A seminal article demonstrates mathematically that the ISO/RTO markets, which involve repeat auctions with the same participants, can be gamed, and that oligopolistic results can be achieved among participants who would all pass FERC’s ineffective screening for market power. Aleksandr Rudkevich, Ph.D., Max Duckworth, Richard Rosen, Ph.D, Modeling Electricity Pricing in a Deregulated Generation Industry: The Potential for Oligopoly Pricing in a Poolco, Tellus Institute (1998).  The paper concludes that

“Our principal findings are that generating firms can exercise market power in such markets by adopting mutually profit-maximizing, stable bidding strategies, consistent with the Nash Equilibrium, that lead to average prices considerably higher than those expected from production cost bidding. Our findings have strong policy implications for the deregulation of electricity markets across the U.S., and suggest that current DOJ and FERC guidelines may not be adequate in countering the exercise of market power in bid-based power pools.”

FERC has never grappled with this evidence.  Circumstantially, there appear to be many mathematicians and game theory experts involved in developing bidding, trading, and financial derivative strategies for participants in the energy markets, and there have been repeated instances of gaming of NYISO rules by sellers and traders.

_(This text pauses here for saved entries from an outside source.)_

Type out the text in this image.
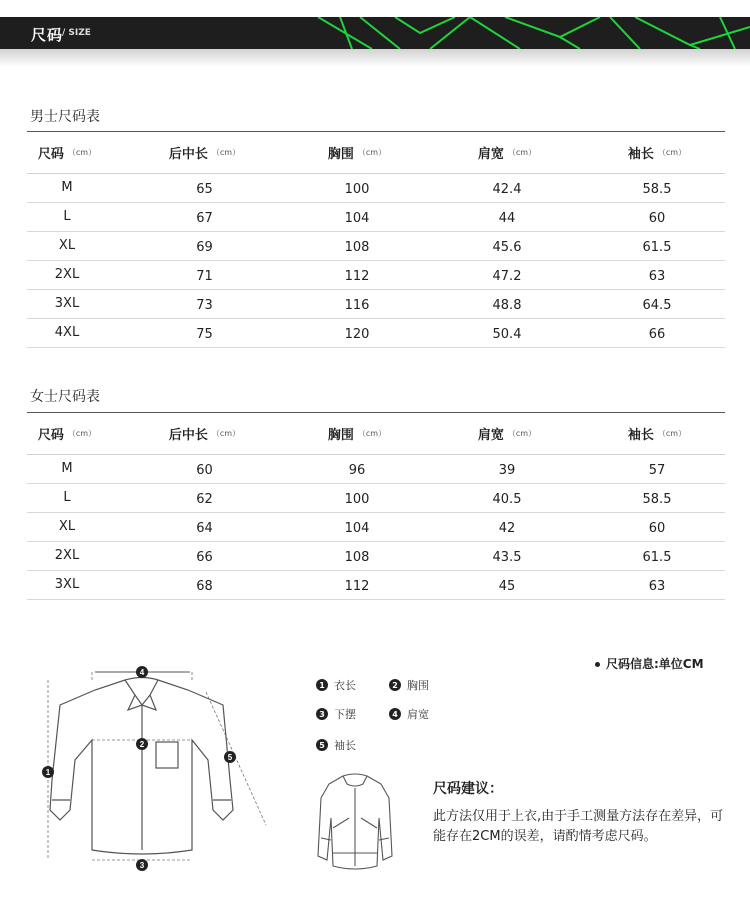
尺码
/ SIZE
男士尺码表
尺码 （cm）	后中长 （cm）	胸围 （cm）	肩宽 （cm）	袖长 （cm）
M	65	100	42.4	58.5
L	67	104	44	60
XL	69	108	45.6	61.5
2XL	71	112	47.2	63
3XL	73	116	48.8	64.5
4XL	75	120	50.4	66
女士尺码表
尺码 （cm）	后中长 （cm）	胸围 （cm）	肩宽 （cm）	袖长 （cm）
M	60	96	39	57
L	62	100	40.5	58.5
XL	64	104	42	60
2XL	66	108	43.5	61.5
3XL	68	112	45	63
4
2
1
5
3
1 衣长	2 胸围
3 下摆	4 肩宽
5 袖长
尺码信息:单位CM
尺码建议：
此方法仅用于上衣,由于手工测量方法存在差异，可能存在2CM的误差，请酌情考虑尺码。
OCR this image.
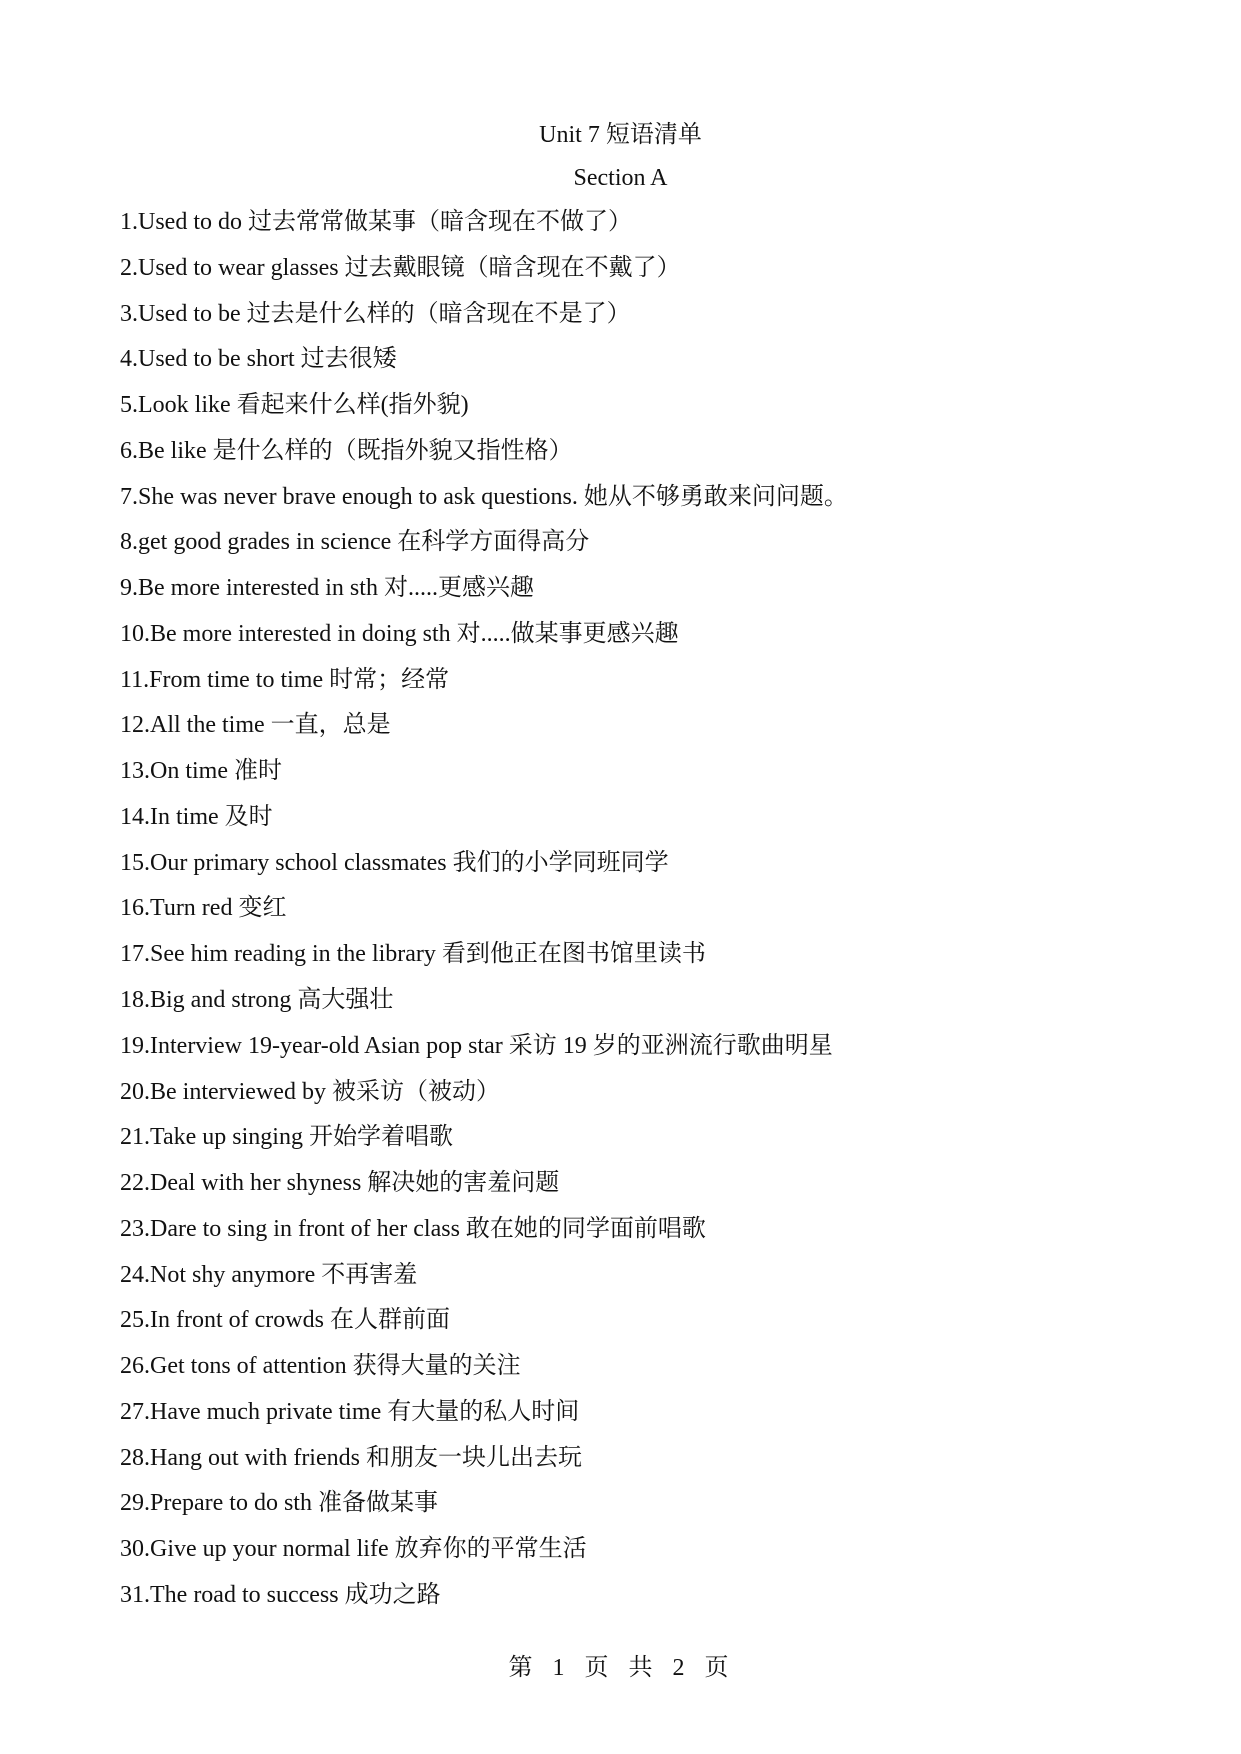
Unit 7 短语清单
Section A
1.Used to do 过去常常做某事（暗含现在不做了）
2.Used to wear glasses 过去戴眼镜（暗含现在不戴了）
3.Used to be 过去是什么样的（暗含现在不是了）
4.Used to be short 过去很矮
5.Look like 看起来什么样(指外貌)
6.Be like 是什么样的（既指外貌又指性格）
7.She was never brave enough to ask questions. 她从不够勇敢来问问题。
8.get good grades in science 在科学方面得高分
9.Be more interested in sth 对.....更感兴趣
10.Be more interested in doing sth 对.....做某事更感兴趣
11.From time to time 时常；经常
12.All the time 一直，总是
13.On time 准时
14.In time 及时
15.Our primary school classmates 我们的小学同班同学
16.Turn red 变红
17.See him reading in the library 看到他正在图书馆里读书
18.Big and strong 高大强壮
19.Interview 19-year-old Asian pop star 采访 19 岁的亚洲流行歌曲明星
20.Be interviewed by 被采访（被动）
21.Take up singing 开始学着唱歌
22.Deal with her shyness 解决她的害羞问题
23.Dare to sing in front of her class 敢在她的同学面前唱歌
24.Not shy anymore 不再害羞
25.In front of crowds 在人群前面
26.Get tons of attention 获得大量的关注
27.Have much private time 有大量的私人时间
28.Hang out with friends 和朋友一块儿出去玩
29.Prepare to do sth 准备做某事
30.Give up your normal life 放弃你的平常生活
31.The road to success 成功之路
第 1 页 共 2 页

Notably, in the course of a FERC market manipulation investigation of gaming in the NYISO markets, Constellation Commodities Group agreed to fork over about a quarter billion dollars in fines and disgorgements. In a deal in which  no wrongdoing was admitted,  Max Duckworth, one of the authors of the paper cited above demonstrating how – within the rules – energy spot markets could be gamed, who subsequently joined Constellation Commodities Group as its Managing Director of Portfolio Management and Trading, was banned from energy trading. Also, more recently, a hedge fund under investigation for possible market manipulation is claiming, backed by numerous lawyers and economists, that in reaping millions in profits due to market design flaws, its “opportunistic” actions did not break the market rules.

With this background, and the action of the PJM Market Monitor, there should also be an investigation whether the NYISO electric markets were gamed to the detriment of consumers during the winter price spikes.  While the PSC has pointed to the gas markets, there is also reason to look at the electric markets too.

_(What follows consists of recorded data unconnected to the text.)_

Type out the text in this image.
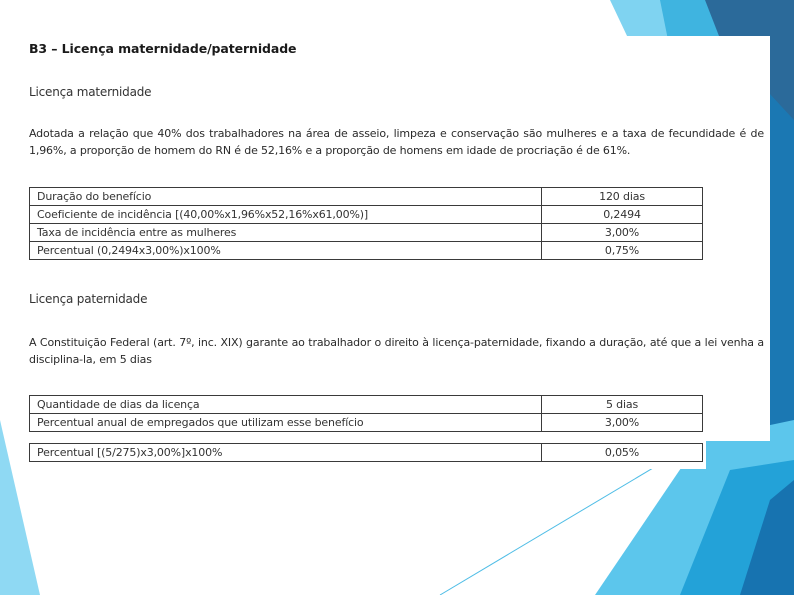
B3 – Licença maternidade/paternidade
Licença maternidade
Adotada a relação que 40% dos trabalhadores na área de asseio, limpeza e conservação são mulheres e a taxa de fecundidade é de 1,96%, a proporção de homem do RN é de 52,16% e a proporção de homens em idade de procriação é de 61%.
Duração do benefício	120 dias
Coeficiente de incidência [(40,00%x1,96%x52,16%x61,00%)]	0,2494
Taxa de incidência entre as mulheres	3,00%
Percentual (0,2494x3,00%)x100%	0,75%
Licença paternidade
A Constituição Federal (art. 7º, inc. XIX) garante ao trabalhador o direito à licença-paternidade, fixando a duração, até que a lei venha a disciplina-la, em 5 dias
Quantidade de dias da licença	5 dias
Percentual anual de empregados que utilizam esse benefício	3,00%
Percentual [(5/275)x3,00%]x100%	0,05%
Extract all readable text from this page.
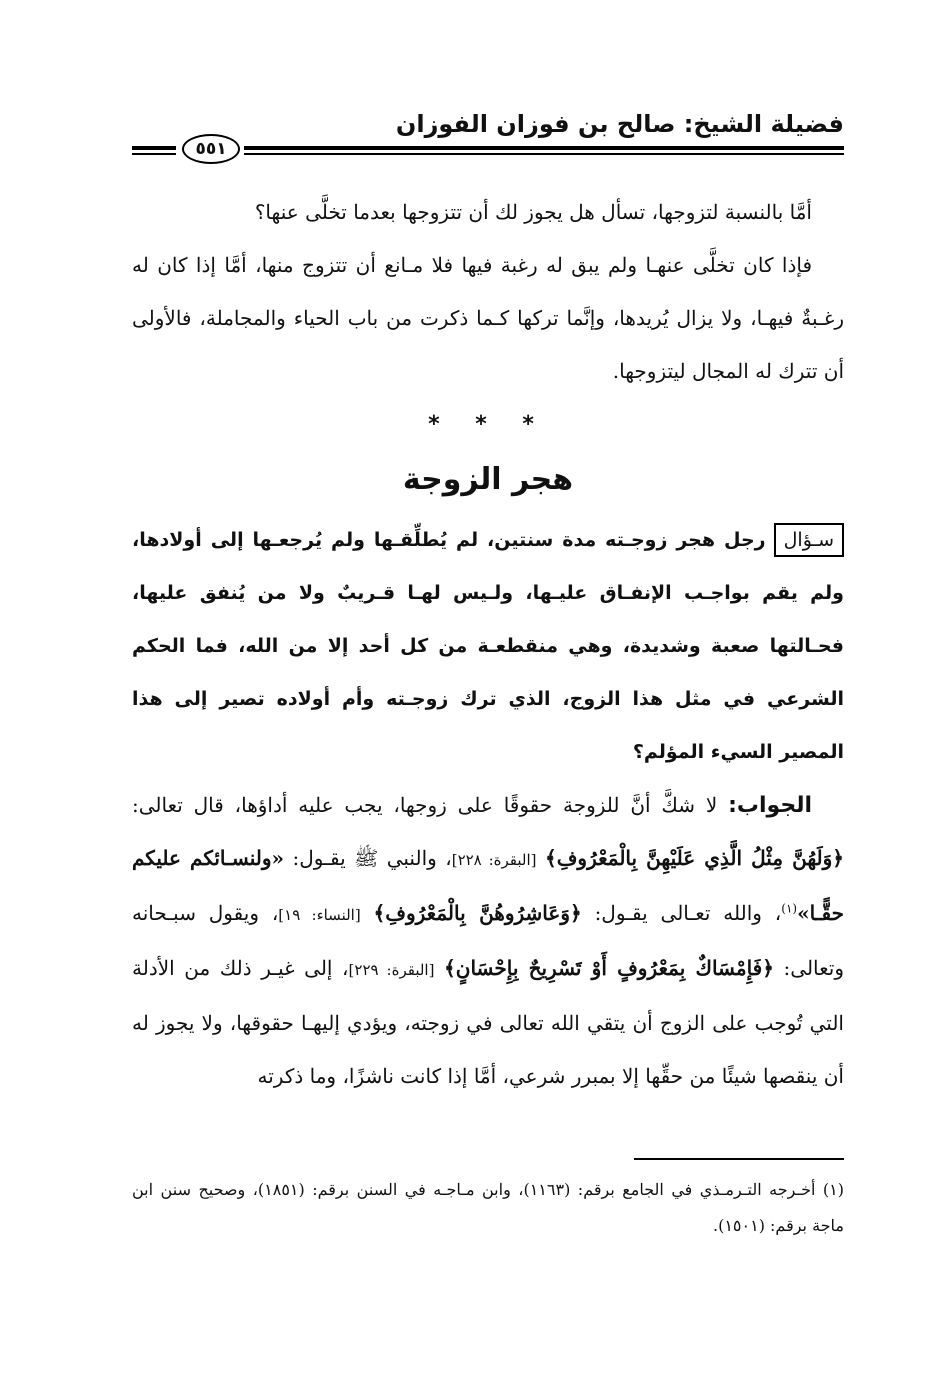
فضيلة الشيخ: صالح بن فوزان الفوزان
٥٥١

أمَّا بالنسبة لتزوجها، تسأل هل يجوز لك أن تتزوجها بعدما تخلَّى عنها؟

فإذا كان تخلَّى عنهـا ولم يبق له رغبة فيها فلا مـانع أن تتزوج منها، أمَّا إذا كان له رغـبةٌ فيهـا، ولا يزال يُريدها، وإنَّما تركها كـما ذكرت من باب الحياء والمجاملة، فالأولى أن تترك له المجال ليتزوجها.

* * *
هجر الزوجة

سـؤالرجل هجر زوجـته مدة سنتين، لم يُطلِّقـها ولم يُرجعـها إلى أولادها، ولم يقم بواجـب الإنفـاق عليـها، ولـيس لهـا قـريبٌ ولا من يُنفق عليها، فحـالتها صعبة وشديدة، وهي منقطعـة من كل أحد إلا من الله، فما الحكم الشرعي في مثل هذا الزوج، الذي ترك زوجـته وأم أولاده تصير إلى هذا المصير السيء المؤلم؟

الجواب: لا شكَّ أنَّ للزوجة حقوقًا على زوجها، يجب عليه أداؤها، قال تعالى: ﴿وَلَهُنَّ مِثْلُ الَّذِي عَلَيْهِنَّ بِالْمَعْرُوفِ﴾ [البقرة: ٢٢٨]، والنبي ﷺ يقـول: «ولنسـائكم عليكم حقًّـا»$^{(١)}$، والله تعـالى يقـول: ﴿وَعَاشِرُوهُنَّ بِالْمَعْرُوفِ﴾ [النساء: ١٩]، ويقول سبـحانه وتعالى: ﴿فَإِمْسَاكٌ بِمَعْرُوفٍ أَوْ تَسْرِيحٌ بِإِحْسَانٍ﴾ [البقرة: ٢٢٩]، إلى غيـر ذلك من الأدلة التي تُوجب على الزوج أن يتقي الله تعالى في زوجته، ويؤدي إليهـا حقوقها، ولا يجوز له أن ينقصها شيئًا من حقِّها إلا بمبرر شرعي، أمَّا إذا كانت ناشزًا، وما ذكرته

(١) أخـرجه التـرمـذي في الجامع برقم: (١١٦٣)، وابن مـاجـه في السنن برقم: (١٨٥١)، وصحيح سنن ابن ماجة برقم: (١٥٠١).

Finally, there is a new push for “demand response” to counter high and spiking wholesale electric rates.  Large investments in localized generation and demand response mechanisms – to pay customers for not using electricity – are being touted on the theory that although they will raise distribution system costs, they will reduce peak hour pricing of electricity supply in the spot markets.  Experience suggests, however, that such measures may be ineffective, because they assume a competitive supply side, when in fact, sellers may react to a demand response with a supply response:  they can reduce capacity by physical or economic withholding, or by mothballing of plants, so as to offset the demand response and at the end of they day there will still be a large number of hours when peak prices will be paid.  As a consequence, overall rates will only go higher.  This push for “demand response” is coming at the retail distribution level in the states, is already underway in New York’s “REV” proceeding, and may grow if the recent court decision invalidating FERC’s demand response tariffs is upheld.  See DC CIRCUIT: FERC’S “DEMAND RESPONSE” SCHEME TO PAY RETAIL CUSTOMERS NOT TO USE ELECTRICITY ILLEGALLY EXCEEDS ITS POWERS TO SET WHOLESALE ELECTRIC RATES.  Such programs are not likely to counter unreasonable wholesale market rates, and other approaches will be needed to tame them.

Meanwhile, New York still has not implemented the program for utility consumer advocacy in NYISO and FERC matters.  FERC approved a $10 million program, from the Constellation disgorgement funds, to be used in New York at $1 million a year for ten years, in October 2012.  The money sits idle at NYSERDA while there is no independent voice for consumers in cases challenging NYISO and other utility actions and FERC decisions.